A theorist, Mark Levine, discussed how when someone of a similar social group is in trouble, people are more inclined to help. I would like to think this untrue, but know this is not. Even last week, Sallie, Rosh and I went to Thorpe Park. Somehow I ended up with my car mounted on a log and a group of lads stopped to help. When they finished they said ‘oh well we both drive Hyundai’s so we have to stick together.’ Ok, so maybe they still would have helped me if we didn’t drive the same make of car but that verbal recognition of us belonging in a sort of 'group' is a genuine necessity for humans to survive. This is reinforced by Maslow subsequently. Levine (2008) conducted 'Four experiments to explore the interaction of group size, social categorization, and bystander behavior. In Study 1, increasing group size inhibited intervention in a street violence scenario when bystanders were strangers but encouraged intervention when bystanders were friends. Study 2 replicated and extended these findings to social category members.' (Levine 2008).

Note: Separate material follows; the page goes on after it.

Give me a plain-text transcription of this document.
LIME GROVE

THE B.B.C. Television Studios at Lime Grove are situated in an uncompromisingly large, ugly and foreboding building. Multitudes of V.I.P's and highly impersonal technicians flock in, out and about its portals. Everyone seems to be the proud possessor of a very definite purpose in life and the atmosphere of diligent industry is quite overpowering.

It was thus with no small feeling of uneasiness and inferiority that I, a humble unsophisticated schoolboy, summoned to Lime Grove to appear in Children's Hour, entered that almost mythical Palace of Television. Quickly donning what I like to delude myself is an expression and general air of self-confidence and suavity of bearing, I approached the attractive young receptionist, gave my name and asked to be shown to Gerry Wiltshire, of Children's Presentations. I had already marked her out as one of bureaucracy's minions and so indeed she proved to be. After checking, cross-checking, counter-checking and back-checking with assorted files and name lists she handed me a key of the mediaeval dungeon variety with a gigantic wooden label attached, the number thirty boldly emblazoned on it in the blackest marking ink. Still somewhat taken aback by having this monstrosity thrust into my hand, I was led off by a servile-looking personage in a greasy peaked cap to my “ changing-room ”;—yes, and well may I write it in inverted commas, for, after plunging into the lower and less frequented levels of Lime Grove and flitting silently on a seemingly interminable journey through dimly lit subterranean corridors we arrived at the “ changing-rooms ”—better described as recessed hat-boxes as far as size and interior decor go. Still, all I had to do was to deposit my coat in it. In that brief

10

When gender identity was salient, group size ‘encouraged intervention when bystanders and victim shared social category membership. In addition, group size interacted with context-specific norms that both inhibit and encourage helping. Study 3 used physical co-presence and gender identities to examine these social category effects.’ Increasing group size of women produced greater helping of a female victim, but increasing group size of men did not. Additionally, increasing numbers of out-group bystanders resulted in less intervention from women but more intervention from men. Study 4 replicated these findings with a measure of real-life helping behavior. Taken together, the findings indicate that the bystander effect is not a generic consequence of increasing group size.’ (Levine 2008)

'When bystanders share group-level psychological relationships, group size can encourage as well as inhibit helping.' (Levine 2008)

Yes granted, this is a rather basic explanation of social groups and relationships but it is still relevant to elementary school students about socialising and groups

Interesting case study:

'Extant research suggests that targets' emotion expressions automatically evoke similar affect in perceivers. The authors hypothesized that the automatic impact of emotion expressions depends on group membership. In Experiments 1 and 2, an affective priming paradigm was used to measure immediate and preconscious affective responses to same-race or other-race emotion expressions. In Experiment 3, spontaneous vocal affect was measured as participants described the emotions of an ingroup or outgroup sports team fan. In these experiments, immediate and spontaneous affective responses depended on whether the emotional target was ingroup or outgroup. Positive responses to fear expressions and negative responses to joy expressions were observed in outgroup perceivers, relative to ingroup perceivers. In Experiments 4 and 5, discrete emotional responses were examined. In a lexical decision task (Experiment 4), facial expressions of joy elicited fear in outgroup perceivers, relative to ingroup perceivers. In contrast, facial expressions of fear elicited less fear in outgroup than in ingroup perceivers. In Experiment 5, felt dominance mediated emotional responses to ingroup and outgroup vocal emotion. These data support a signal-value model in which emotion expressions signal environmental conditions.' (Weisbuch 2008)

'Intergroup exchanges are sometimes characterized by heightened levels of the basic motivation to know one's social standing with others'. (Vorauer 2008)

Maslow discussed how important it is for a person to feel belonging. It comes after psychological (eating, drinking and shelter) and safety needs. This makes it a very important need of human beings, not a want. See below.

Being part of a group is not necessarily about belonging. It helps us gain a sense of achievement and sometimes even superciliousness. For example, in a comparative manner. This can be applied in terms of egotism, such as cars, houses and even grades. The initial reaction of all students is to ask each other what everybody achieved so as to know where they stand in comparison to their peers and equals. This can give a great sense of satisfaction if you know you have achieved a very high grade, comparatively.